The position assumed in support of the demurrer is that the action should have been joint, in the name of all the covenantees in the assignment.

The rule of law is that the action should follow the interest as disclosed on the face of the deed, without regard to the precise form of the covenant, so that the action must be joint, when the interest in the subject matter of the contract-is a joint interest, and several, when the interest of each covenantee is a several interest. Addison on Cont., 267.

When the interest of the covenantees is several, each may sue separately, although the obligation be joint. Hoskins v. Lombard, 16 Maine, 140.

In general, all contracts, whether express or implied, and resulting from the operation or construction of law, are joint when the interest in them, of the parties for whose benefit they are created, is joint, and separate, when that interest is separate. Slingsby’s case, 5 Coke, 19; 1 Parsons on Cont., 14, and note.

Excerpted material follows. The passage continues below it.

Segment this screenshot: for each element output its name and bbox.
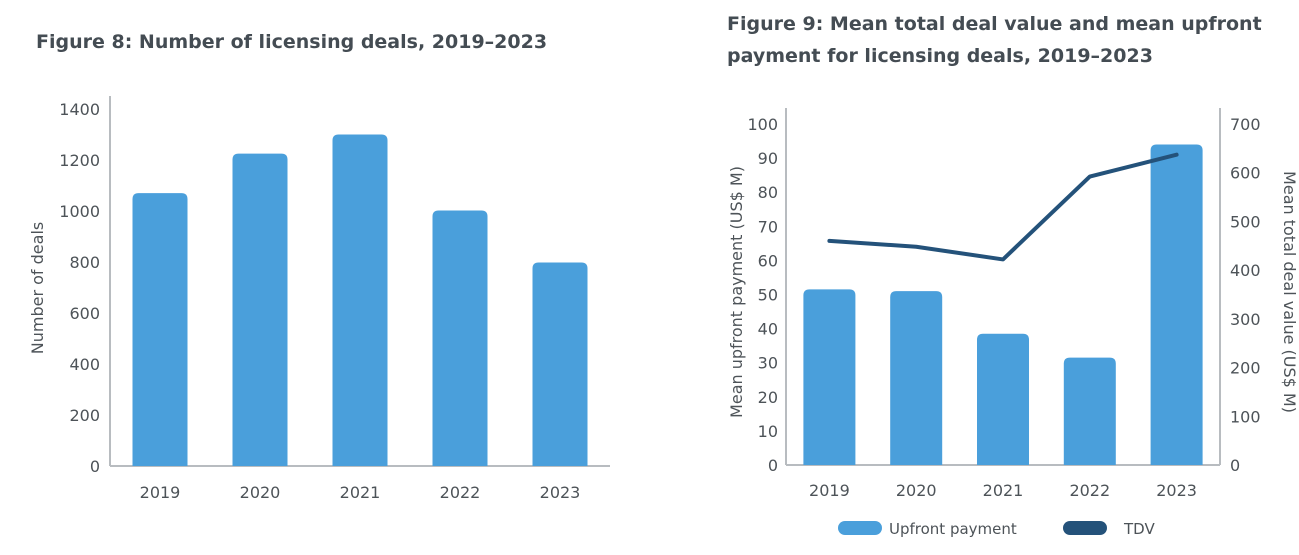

*236In this case, though the covenantees looked to a joint fund for their dividends, their claims upon those funds were not joint, but several. Each covenantee, either as an individual or as a firm, presented his several claim against the assignor.

The plaintiff held an individual claim against the assignor, and was in no way connected with his other creditors who became parties to the assignment. His interest is a several, and not a joint interest. Carter v. Carter, 14 Pick. 424. This is also in accordance with the terms of the assignment.

Demurrer overruled. Judgment for plaintiff.

Tenney, C. J., Appleton, Cutting, May, and Davis, J. J., concurred.